The election restriction guarantees that committed entries survive leader failures. This is the foundation of Raft’s safety. When a new leader takes over, you can be confident that every command a client received a confirmation for is still in the log. Without this guarantee, distributed storage would be impossible.

✏️ Exercises

Raft: Exercises

Exercise 1: Quorum

A Raft cluster has 5 nodes. Two followers crash. Can the remaining 3 nodes continue to operate? Can they commit new entries? What if 3 nodes crash — what happens to the remaining 2?

Exercise 2: Election and Log Freshness

Candidate A has log [(term 1), (term 1), (term 2)]. Candidate B has log [(term 1), (term 1)]. Both are running for election. Who should win based on Raft’s election restriction, and why?

Exercise 3: Uncommitted Entries After Leader Crash

A leader commits entry 5 and has entries 6 and 7 uncommitted when it crashes. A new leader is elected. What happens to entries 6 and 7?

Exercise 4: Randomized Timeouts

Why are election timeouts randomized in Raft? What problem would occur if all nodes used the same 200ms timeout?

👁️ View Solutions

Raft: Solutions

Exercise 1

With 5 nodes, majority = 3. If 2 followers crash, 3 nodes remain — that’s a majority. The cluster can elect a leader, commit entries, and continue operating normally.
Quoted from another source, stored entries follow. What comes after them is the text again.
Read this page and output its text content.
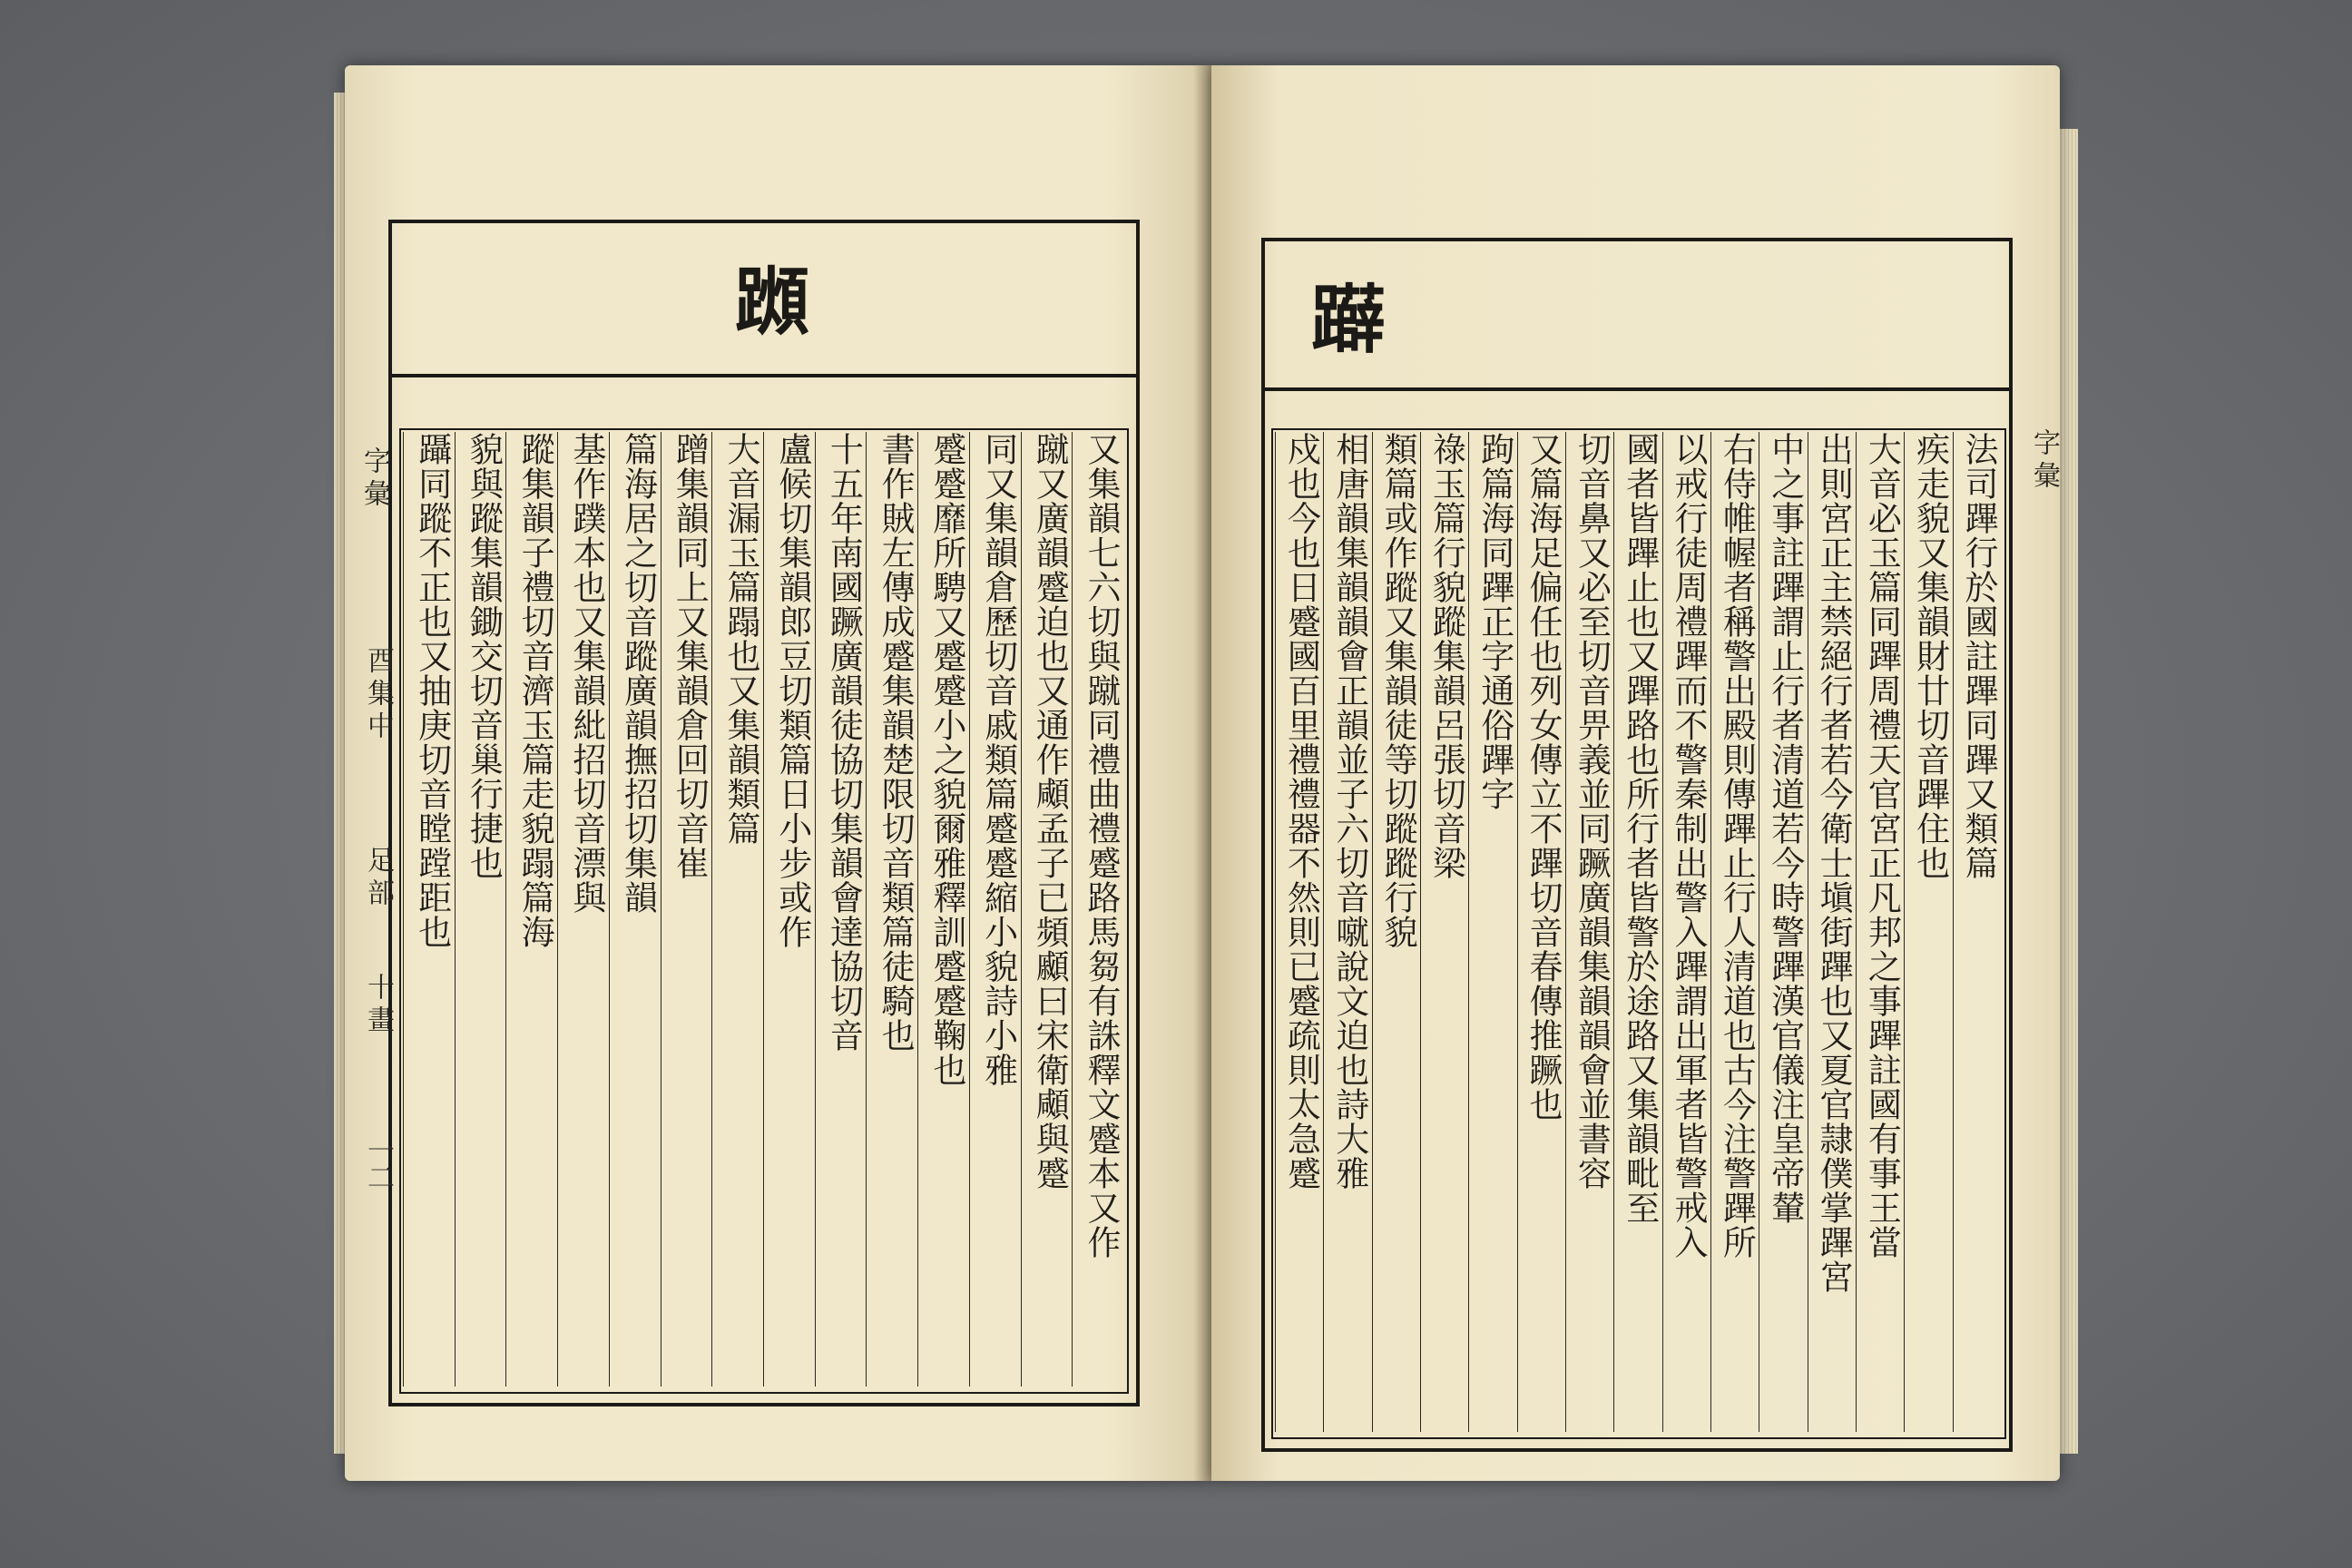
𨆌
字彙
酉集中
足部
十畫
一二	又集韻七六切與蹴同禮曲禮蹙路馬芻有誅釋文蹙本又作
蹴又廣韻蹙迫也又通作顑孟子已頻顣曰宋衛顑與蹙
同又集韻倉歷切音戚類篇蹙蹙縮小貌詩小雅
蹙蹙靡所騁又蹙蹙小之貌爾雅釋訓蹙蹙鞠也
書作賊左傳成蹙集韻楚限切音類篇徒騎也
十五年南國蹶廣韻徒協切集韻會達協切音
盧候切集韻郎豆切類篇日小步或作
大音漏玉篇蹋也又集韻類篇
蹭集韻同上又集韻倉回切音崔
篇海居之切音蹤廣韻撫招切集韻
基作蹼本也又集韻紕招切音漂與
蹤集韻子禮切音濟玉篇走貌蹋篇海
貌與蹤集韻鋤交切音巢行捷也
躡同蹤不正也又抽庚切音瞠蹚距也
𨇨
字彙
法司蹕行於國註蹕同蹕又類篇
疾走貌又集韻財廿切音蹕住也
大音必玉篇同蹕周禮天官宮正凡邦之事蹕註國有事王當
出則宮正主禁絕行者若今衛士塡街蹕也又夏官隷僕掌蹕宮
中之事註蹕謂止行者清道若今時警蹕漢官儀注皇帝輦
右侍帷幄者稱警出殿則傳蹕止行人清道也古今注警蹕所
以戒行徒周禮蹕而不警秦制出警入蹕謂出軍者皆警戒入
國者皆蹕止也又蹕路也所行者皆警於途路又集韻毗至
切音鼻又必至切音畀義並同蹶廣韻集韻韻會並書容
又篇海足偏任也列女傳立不蹕切音春傳推蹶也
跔篇海同蹕正字通俗蹕字
祿玉篇行貌蹤集韻呂張切音梁
類篇或作蹤又集韻徒等切蹤蹤行貌
相唐韻集韻韻會正韻並子六切音噈說文迫也詩大雅
戍也今也日蹙國百里禮禮器不然則已蹙疏則太急蹙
If 3 nodes crash, only 2 remain. 2 is not a majority of 5. The remaining 2 nodes cannot elect a leader (no candidate can get 3 votes). They also cannot commit new entries. However, if they were previously part of a cluster with a leader, the leader (if among the 2) can continue sending heartbeats but cannot commit anything. The cluster is effectively read-only until connectivity to other nodes is restored.
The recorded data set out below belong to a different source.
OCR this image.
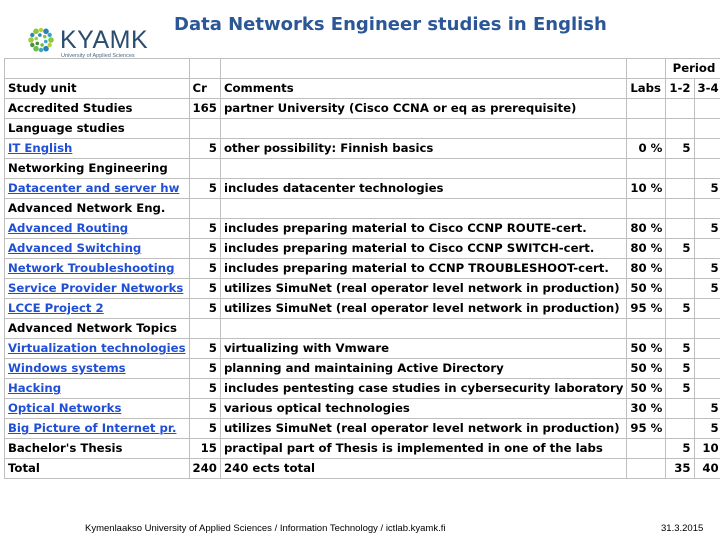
KYAMK
University of Applied Sciences
Data Networks Engineer studies in English
				Period	
Study unit	Cr	Comments	Labs	1-2	3-4
Accredited Studies	165	partner University (Cisco CCNA or eq as prerequisite)			
Language studies					
IT English	5	other possibility: Finnish basics	0 %	5	
Networking Engineering					
Datacenter and server hw	5	includes datacenter technologies	10 %		5
Advanced Network Eng.					
Advanced Routing	5	includes preparing material to Cisco CCNP ROUTE-cert.	80 %		5
Advanced Switching	5	includes preparing material to Cisco CCNP SWITCH-cert.	80 %	5	
Network Troubleshooting	5	includes preparing material to CCNP TROUBLESHOOT-cert.	80 %		5
Service Provider Networks	5	utilizes SimuNet (real operator level network in production)	50 %		5
LCCE Project 2	5	utilizes SimuNet (real operator level network in production)	95 %	5	
Advanced Network Topics					
Virtualization technologies	5	virtualizing with Vmware	50 %	5	
Windows systems	5	planning and maintaining Active Directory	50 %	5	
Hacking	5	includes pentesting case studies in cybersecurity laboratory	50 %	5	
Optical Networks	5	various optical technologies	30 %		5
Big Picture of Internet pr.	5	utilizes SimuNet (real operator level network in production)	95 %		5
Bachelor's Thesis	15	practipal part of Thesis is implemented in one of the labs		5	10
Total	240	240 ects total		35	40
Kymenlaakso University of Applied Sciences / Information Technology / ictlab.kyamk.fi	31.3.2015
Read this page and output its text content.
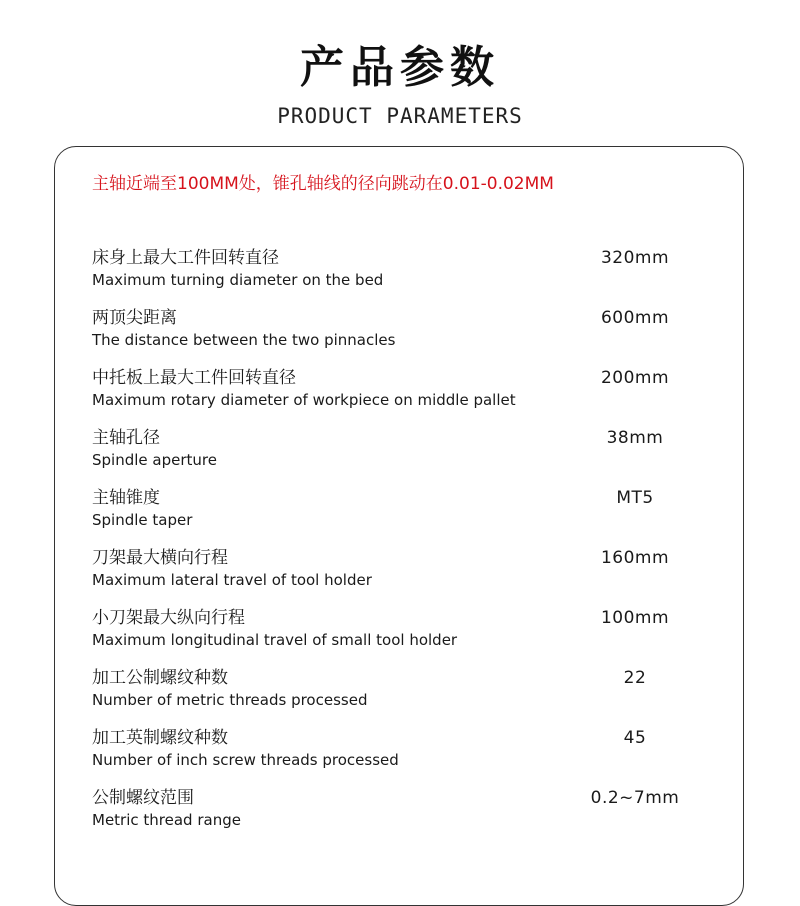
产品参数
PRODUCT PARAMETERS
主轴近端至100MM处，锥孔轴线的径向跳动在0.01-0.02MM
床身上最大工件回转直径
Maximum turning diameter on the bed
320mm
两顶尖距离
The distance between the two pinnacles
600mm
中托板上最大工件回转直径
Maximum rotary diameter of workpiece on middle pallet
200mm
主轴孔径
Spindle aperture
38mm
主轴锥度
Spindle taper
MT5
刀架最大横向行程
Maximum lateral travel of tool holder
160mm
小刀架最大纵向行程
Maximum longitudinal travel of small tool holder
100mm
加工公制螺纹种数
Number of metric threads processed
22
加工英制螺纹种数
Number of inch screw threads processed
45
公制螺纹范围
Metric thread range
0.2~7mm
This is why Raft clusters are typically deployed with odd numbers of nodes (3, 5, 7) — to maximize fault tolerance.

Exercise 2

Candidate A should win. The election restriction compares last log entries:

Candidate A: last entry is (term 2, index 3)
Candidate B: last entry is (term 1, index 2)

Comparison: term 2 > term 1. A’s log is more up-to-date. Voters will vote for A over B.

This is true even though B’s log (index 2) is shorter than A’s (index 3). The term comparison takes priority. A’s log has entries from a newer term, which might be needed for correctness.

Exercise 3

Entries 6 and 7 become uncommitted and will be overwritten by the new leader. The new leader starts with its own log (which doesn’t include entries 6 and 7, since they weren’t on a majority of nodes). The new leader will:

Accept new client requests.
Fill any gaps in its log through AppendEntries.
Eventually, entries 6 and 7’s slots will be filled with new commands from the new leader’s term.

This is safe because entries 6 and 7 were never committed — no client received confirmation for them. If a client sent those commands and didn’t get a response, it will retry with the new leader.

Exercise 4

If all nodes used the same 200ms timeout, they would all time out simultaneously and all become candidates at the same time. This would cause an election where every node votes for itself — resulting in a guaranteed split vote with no majority. The election fails, all timers reset and immediately fire again (since they’re still synchronized), creating an infinite loop of failed elections.

Randomization (150-300ms) ensures that one node almost always times out first, giving it the chance to start an election and win before others become candidates. The expected wait for the first timeout in a 5-node cluster is ~30ms — far shorter than any single timeout value.